When Lizbeth Roebuck opened the door, Messenger thought immediately that she’d been hard to wake because she was passed out drunk. Bleary-eyed, puffy-cheeked, the smell of stale bourbon on her breath and leaking from her pores; sexless and sagging inside a blue chenille bathrobe. Steady enough on her feet, though — the carefully cultivated balance of the habitual alcoholic.

She focused on Dacy and said, “So it’s you. What’s the idea making so much noise?” Her husky voice was almost a growl, but you had to listen close to hear the slur in it.

“Something’s happened, Liz. We need to come in.”

“You know what time it is?”

“It’s important. Talk to you and use your phone.”

“Phone? What for?”

“Call the sheriff.”

“Sheriff,” she said. She backed up, slowly, to let them enter. “What happened?”

“It’s bad, Liz. You’d better sit down.”

“Hell with that. Tell me.”

“No way to say it except straight out. John T.’s dead.”

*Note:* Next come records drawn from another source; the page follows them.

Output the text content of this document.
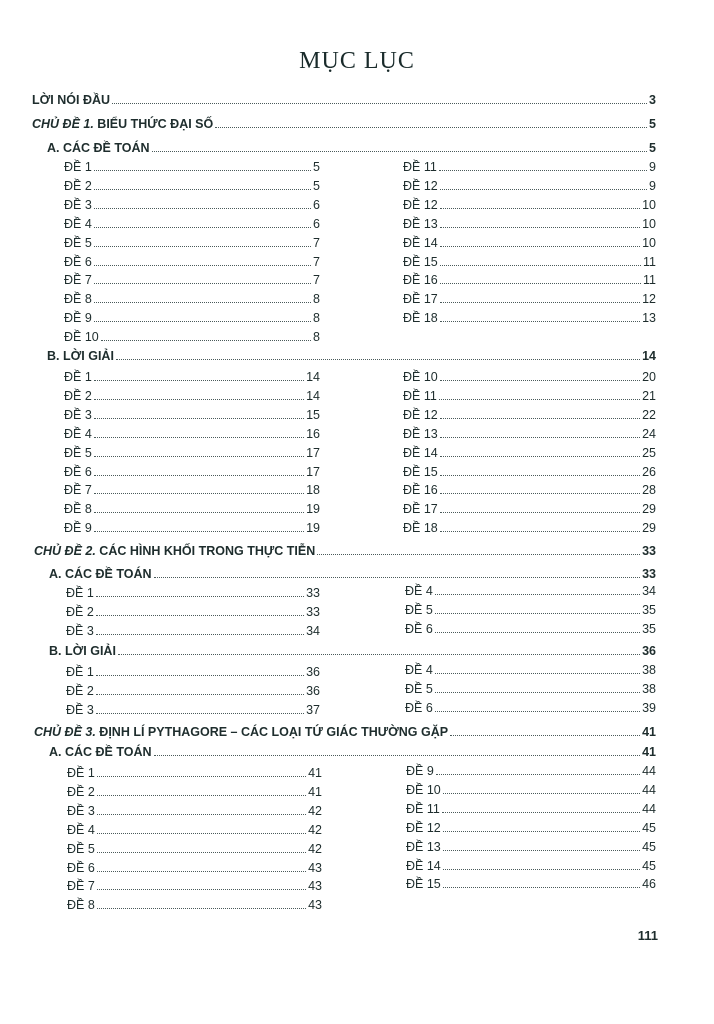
MỤC LỤC
LỜI NÓI ĐẦU	3
CHỦ ĐỀ 1. BIỂU THỨC ĐẠI SỐ	5
A. CÁC ĐỀ TOÁN	5
ĐỀ 1	5
ĐỀ 2	5
ĐỀ 3	6
ĐỀ 4	6
ĐỀ 5	7
ĐỀ 6	7
ĐỀ 7	7
ĐỀ 8	8
ĐỀ 9	8
ĐỀ 10	8
ĐỀ 11	9
ĐỀ 12	9
ĐỀ 12	10
ĐỀ 13	10
ĐỀ 14	10
ĐỀ 15	11
ĐỀ 16	11
ĐỀ 17	12
ĐỀ 18	13
B. LỜI GIẢI	14
ĐỀ 1	14
ĐỀ 2	14
ĐỀ 3	15
ĐỀ 4	16
ĐỀ 5	17
ĐỀ 6	17
ĐỀ 7	18
ĐỀ 8	19
ĐỀ 9	19
ĐỀ 10	20
ĐỀ 11	21
ĐỀ 12	22
ĐỀ 13	24
ĐỀ 14	25
ĐỀ 15	26
ĐỀ 16	28
ĐỀ 17	29
ĐỀ 18	29
CHỦ ĐỀ 2. CÁC HÌNH KHỐI TRONG THỰC TIỄN	33
A. CÁC ĐỀ TOÁN	33
ĐỀ 1	33
ĐỀ 2	33
ĐỀ 3	34
ĐỀ 4	34
ĐỀ 5	35
ĐỀ 6	35
B. LỜI GIẢI	36
ĐỀ 1	36
ĐỀ 2	36
ĐỀ 3	37
ĐỀ 4	38
ĐỀ 5	38
ĐỀ 6	39
CHỦ ĐỀ 3. ĐỊNH LÍ PYTHAGORE – CÁC LOẠI TỨ GIÁC THƯỜNG GẶP	41
A. CÁC ĐỀ TOÁN	41
ĐỀ 1	41
ĐỀ 2	41
ĐỀ 3	42
ĐỀ 4	42
ĐỀ 5	42
ĐỀ 6	43
ĐỀ 7	43
ĐỀ 8	43
ĐỀ 9	44
ĐỀ 10	44
ĐỀ 11	44
ĐỀ 12	45
ĐỀ 13	45
ĐỀ 14	45
ĐỀ 15	46
111
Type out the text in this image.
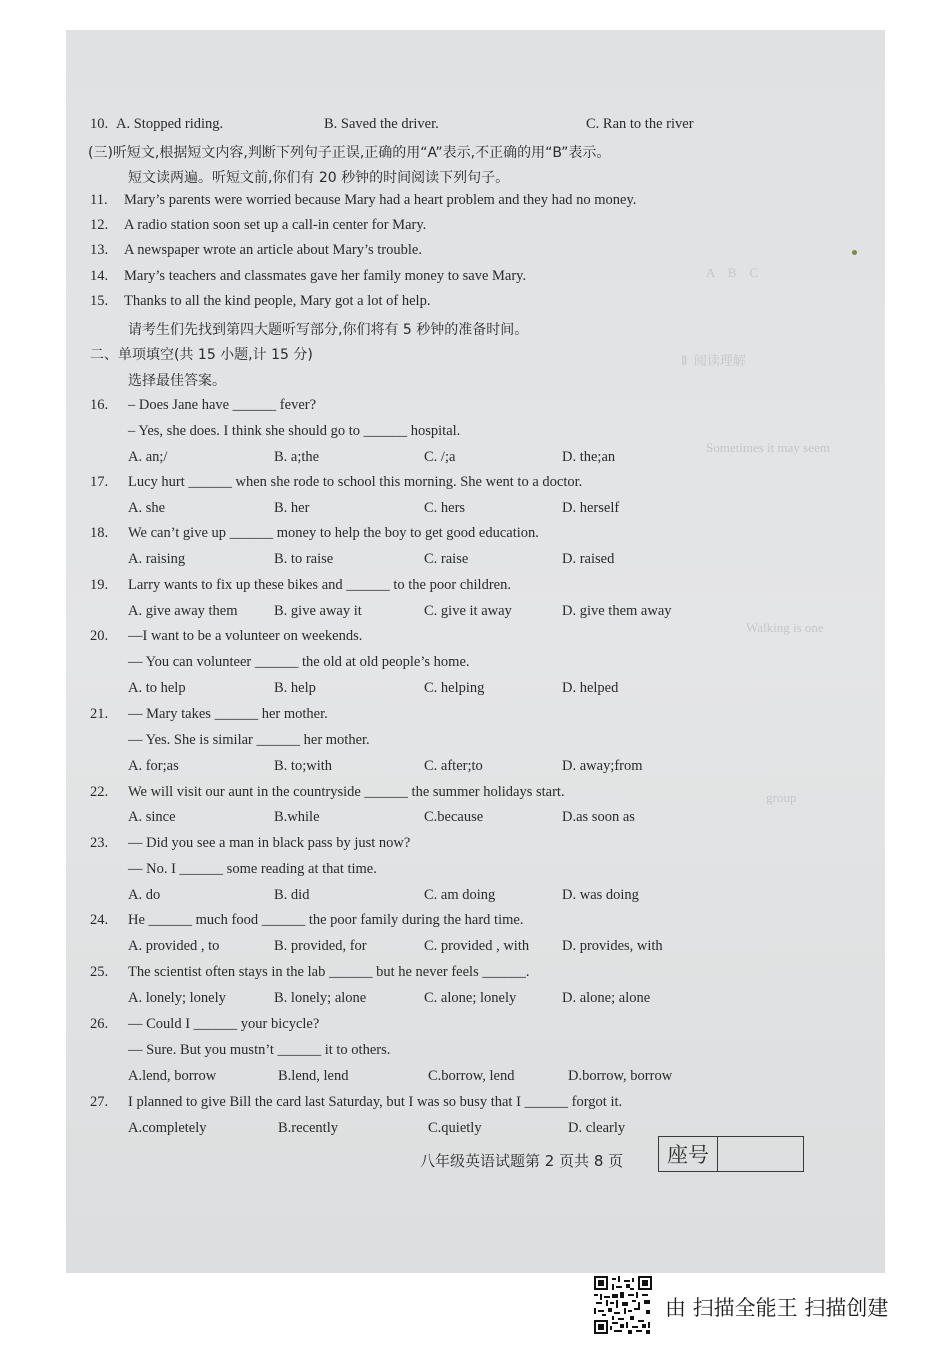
A    B    C
Ⅱ  阅读理解
Sometimes it may seem
Walking is one
group
10. A. Stopped riding.	B. Saved the driver.	C. Ran to the river
(三)听短文,根据短文内容,判断下列句子正误,正确的用“A”表示,不正确的用“B”表示。
短文读两遍。听短文前,你们有 20 秒钟的时间阅读下列句子。
11. Mary’s parents were worried because Mary had a heart problem and they had no money.
12. A radio station soon set up a call-in center for Mary.
13. A newspaper wrote an article about Mary’s trouble.
14. Mary’s teachers and classmates gave her family money to save Mary.
15. Thanks to all the kind people, Mary got a lot of help.
请考生们先找到第四大题听写部分,你们将有 5 秒钟的准备时间。
二、单项填空(共 15 小题,计 15 分)
选择最佳答案。
16. – Does Jane have ______ fever?
– Yes, she does. I think she should go to ______ hospital.
A. an;/	B. a;the	C. /;a	D. the;an
17. Lucy hurt ______ when she rode to school this morning. She went to a doctor.
A. she	B. her	C. hers	D. herself
18. We can’t give up ______ money to help the boy to get good education.
A. raising	B. to raise	C. raise	D. raised
19. Larry wants to fix up these bikes and ______ to the poor children.
A. give away them	B. give away it	C. give it away	D. give them away
20. —I want to be a volunteer on weekends.
— You can volunteer ______ the old at old people’s home.
A. to help	B. help	C. helping	D. helped
21. — Mary takes ______ her mother.
— Yes. She is similar ______ her mother.
A. for;as	B. to;with	C. after;to	D. away;from
22. We will visit our aunt in the countryside ______ the summer holidays start.
A. since	B.while	C.because	D.as soon as
23. — Did you see a man in black pass by just now?
— No. I ______ some reading at that time.
A. do	B. did	C. am doing	D. was doing
24. He ______ much food ______ the poor family during the hard time.
A. provided , to	B. provided, for	C. provided , with D. provides, with
25. The scientist often stays in the lab ______ but he never feels ______.
A. lonely; lonely	B. lonely; alone	C. alone; lonely	D. alone; alone
26. — Could I ______ your bicycle?
— Sure. But you mustn’t ______ it to others.
A.lend, borrow	B.lend, lend	C.borrow, lend	D.borrow, borrow
27. I planned to give Bill the card last Saturday, but I was so busy that I ______ forgot it.
A.completely	B.recently	C.quietly	D. clearly
八年级英语试题第 2 页共 8 页	座号
由 扫描全能王 扫描创建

No reaction, not even the flicker of an eyelid.

“Lizbeth? I said John T.’s dead.”

“I heard you. How?”

“Somebody set fire to Anna’s ranch. Burned everything that was left. Maybe John T., maybe not — but he was there. Still is. Whoever else was there shot him inside his station wagon.”

Still no reaction. Messenger remembered Dacy telling him Lizbeth Roebuck was a cold fish. Could be that was the reason, or it could be shock. The other possibility was that the news of her husband’s death wasn’t news to her.

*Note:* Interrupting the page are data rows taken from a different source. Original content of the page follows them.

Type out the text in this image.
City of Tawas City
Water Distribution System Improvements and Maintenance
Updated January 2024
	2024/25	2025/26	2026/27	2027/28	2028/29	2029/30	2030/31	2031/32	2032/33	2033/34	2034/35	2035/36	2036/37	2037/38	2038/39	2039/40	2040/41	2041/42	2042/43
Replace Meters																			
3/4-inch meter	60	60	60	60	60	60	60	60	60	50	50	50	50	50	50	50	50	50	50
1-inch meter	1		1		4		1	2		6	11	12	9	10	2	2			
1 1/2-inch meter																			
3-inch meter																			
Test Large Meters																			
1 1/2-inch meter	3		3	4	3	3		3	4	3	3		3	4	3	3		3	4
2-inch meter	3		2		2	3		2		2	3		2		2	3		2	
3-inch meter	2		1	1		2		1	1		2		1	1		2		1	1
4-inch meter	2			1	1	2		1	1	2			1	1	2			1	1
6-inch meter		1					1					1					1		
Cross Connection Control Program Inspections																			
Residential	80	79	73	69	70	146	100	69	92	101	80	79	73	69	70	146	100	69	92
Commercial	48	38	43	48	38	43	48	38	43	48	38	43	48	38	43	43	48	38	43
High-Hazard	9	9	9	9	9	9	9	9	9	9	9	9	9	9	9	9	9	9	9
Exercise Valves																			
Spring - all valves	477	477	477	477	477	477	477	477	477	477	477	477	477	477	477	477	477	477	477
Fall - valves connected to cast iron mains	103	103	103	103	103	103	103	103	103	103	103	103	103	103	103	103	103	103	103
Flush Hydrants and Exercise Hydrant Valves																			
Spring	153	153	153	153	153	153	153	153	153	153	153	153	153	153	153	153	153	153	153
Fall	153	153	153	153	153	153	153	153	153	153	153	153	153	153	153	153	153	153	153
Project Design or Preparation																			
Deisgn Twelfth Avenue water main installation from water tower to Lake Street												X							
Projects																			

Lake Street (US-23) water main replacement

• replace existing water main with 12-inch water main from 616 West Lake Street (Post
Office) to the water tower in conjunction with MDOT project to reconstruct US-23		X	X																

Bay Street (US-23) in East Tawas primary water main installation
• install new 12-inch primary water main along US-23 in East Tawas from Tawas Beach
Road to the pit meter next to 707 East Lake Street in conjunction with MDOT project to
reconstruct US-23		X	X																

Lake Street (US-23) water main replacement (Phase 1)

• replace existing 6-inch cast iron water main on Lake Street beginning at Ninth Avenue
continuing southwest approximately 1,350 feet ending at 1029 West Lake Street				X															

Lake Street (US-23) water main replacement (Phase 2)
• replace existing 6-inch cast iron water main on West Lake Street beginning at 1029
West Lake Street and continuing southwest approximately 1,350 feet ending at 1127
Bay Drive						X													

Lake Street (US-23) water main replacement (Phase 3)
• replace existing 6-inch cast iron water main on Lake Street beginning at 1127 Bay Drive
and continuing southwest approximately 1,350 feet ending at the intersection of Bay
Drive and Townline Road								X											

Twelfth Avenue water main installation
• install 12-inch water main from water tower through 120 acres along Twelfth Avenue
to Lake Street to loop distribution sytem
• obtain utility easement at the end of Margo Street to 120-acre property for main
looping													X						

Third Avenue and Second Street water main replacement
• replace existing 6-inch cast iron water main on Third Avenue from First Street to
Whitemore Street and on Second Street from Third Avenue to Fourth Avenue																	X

A stretch of silence; then she said, “Phone’s in the kitchen,” and went slowly to a red leather wet bar that dominated one wall. Neither Dacy nor Messenger moved. Lizbeth poured a tumbler three-quarters full of sour-mash bourbon and drank it slowly, steadily, pausing for air only once, until the glass was empty. She set it down and then stood as she had before, rigid, expressionless. “Well?” she said to Dacy. “I told you where the phone is. Go make your call.”

“I will.”

“But first, get him out of here.” She wasn’t looking at Messenger; she hadn’t looked at him the entire time. “I don’t want that bastard in my house.”

“Jim didn’t have anything to do with—”

“Get him out. Tell him get the fuck out right now.”

Dacy said, “Jim...”

He nodded. “I’ll be with Lonnie.”

Lizbeth Roebuck was still talking to Dacy, saying, “Out, out, get him the fuck out of my house,” when he opened the door and went outside.

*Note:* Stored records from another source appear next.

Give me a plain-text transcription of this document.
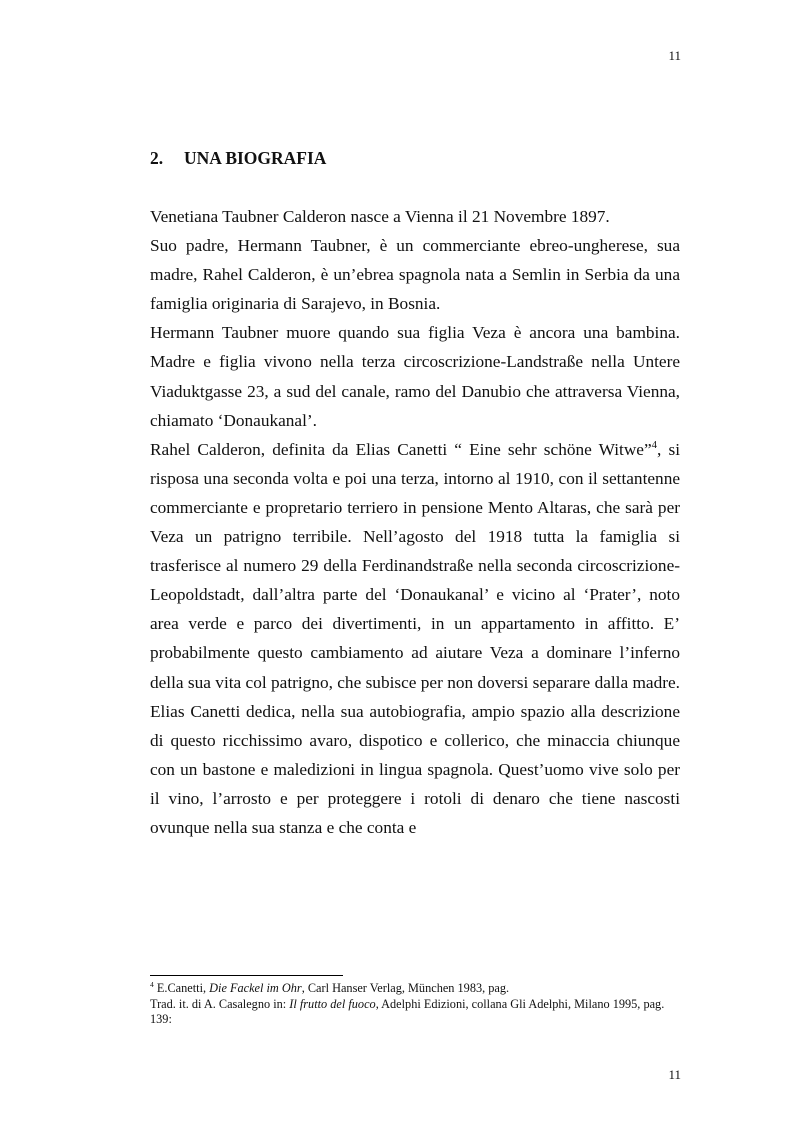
11
2. UNA BIOGRAFIA

Venetiana Taubner Calderon nasce a Vienna il 21 Novembre 1897.

Suo padre, Hermann Taubner, è un commerciante ebreo-ungherese, sua madre, Rahel Calderon, è un’ebrea spagnola nata a Semlin in Serbia da una famiglia originaria di Sarajevo, in Bosnia.

Hermann Taubner muore quando sua figlia Veza è ancora una bambina. Madre e figlia vivono nella terza circoscrizione-Landstraße nella Untere Viaduktgasse 23, a sud del canale, ramo del Danubio che attraversa Vienna, chiamato ‘Donaukanal’.

Rahel Calderon, definita da Elias Canetti “ Eine sehr schöne Witwe”$^4$, si risposa una seconda volta e poi una terza, intorno al 1910, con il settantenne commerciante e propretario terriero in pensione Mento Altaras, che sarà per Veza un patrigno terribile. Nell’agosto del 1918 tutta la famiglia si trasferisce al numero 29 della Ferdinandstraße nella seconda circoscrizione-Leopoldstadt, dall’altra parte del ‘Donaukanal’ e vicino al ‘Prater’, noto area verde e parco dei divertimenti, in un appartamento in affitto. E’ probabilmente questo cambiamento ad aiutare Veza a dominare l’inferno della sua vita col patrigno, che subisce per non doversi separare dalla madre. Elias Canetti dedica, nella sua autobiografia, ampio spazio alla descrizione di questo ricchissimo avaro, dispotico e collerico, che minaccia chiunque con un bastone e maledizioni in lingua spagnola. Quest’uomo vive solo per il vino, l’arrosto e per proteggere i rotoli di denaro che tiene nascosti ovunque nella sua stanza e che conta e

$^4$ E.Canetti, Die Fackel im Ohr, Carl Hanser Verlag, München 1983, pag.
Trad. it. di A. Casalegno in: Il frutto del fuoco, Adelphi Edizioni, collana Gli Adelphi, Milano 1995, pag. 139:

11
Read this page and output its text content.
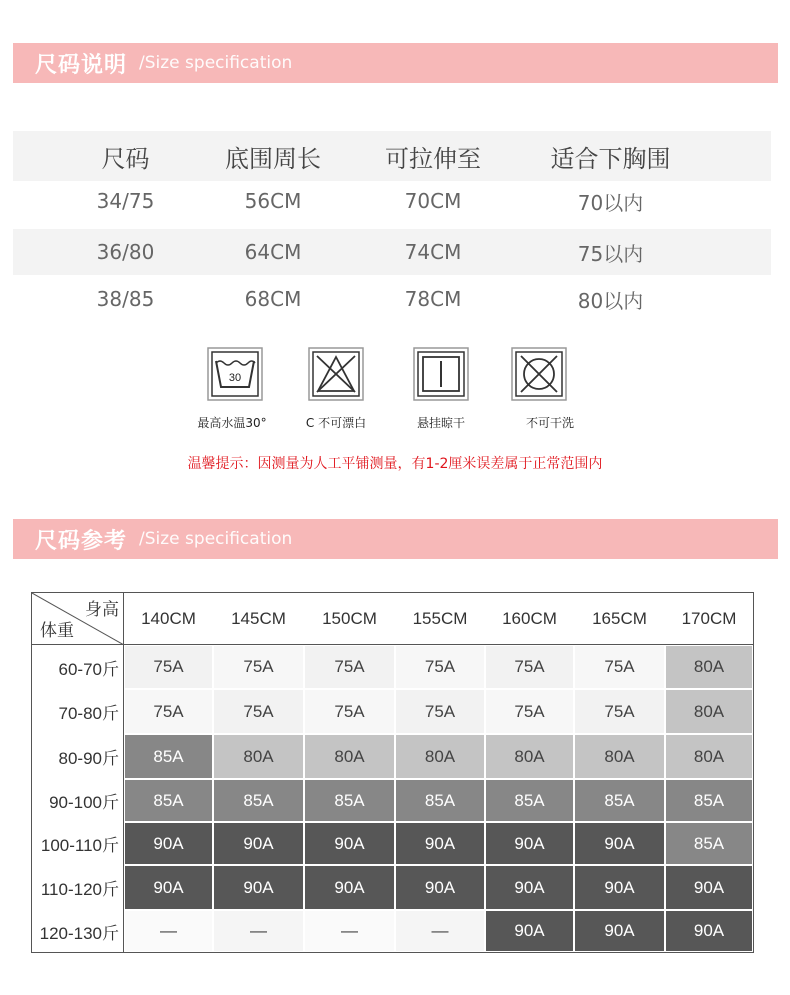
尺码说明 /Size specification
尺码	底围周长	可拉伸至	适合下胸围
34/75	56CM	70CM	70以内
36/80	64CM	74CM	75以内
38/85	68CM	78CM	80以内
30
最高水温30°	C 不可漂白	悬挂晾干	不可干洗
温馨提示：因测量为人工平铺测量，有1-2厘米误差属于正常范围内
尺码参考 /Size specification
身高
体重
140CM	145CM	150CM	155CM	160CM	165CM	170CM
60-70斤	75A	75A	75A	75A	75A	75A	80A
70-80斤	75A	75A	75A	75A	75A	75A	80A
80-90斤	85A	80A	80A	80A	80A	80A	80A
90-100斤	85A	85A	85A	85A	85A	85A	85A
100-110斤	90A	90A	90A	90A	90A	90A	85A
110-120斤	90A	90A	90A	90A	90A	90A	90A
120-130斤	—	—	—	—	90A	90A	90A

The wind had died again; the hush over the ranch yard and buildings had a layered quality, like the hushes he was used to on foggy nights in San Francisco. The sky above the hills to the north was still flushed and smoke-stained, but the red glow was fading and the smoke columns had thinned and shortened. By the time Ben Espinosa arrived, the fire would be mostly spent and there’d be nothing left of Anna’s ranch except charred wooden bones.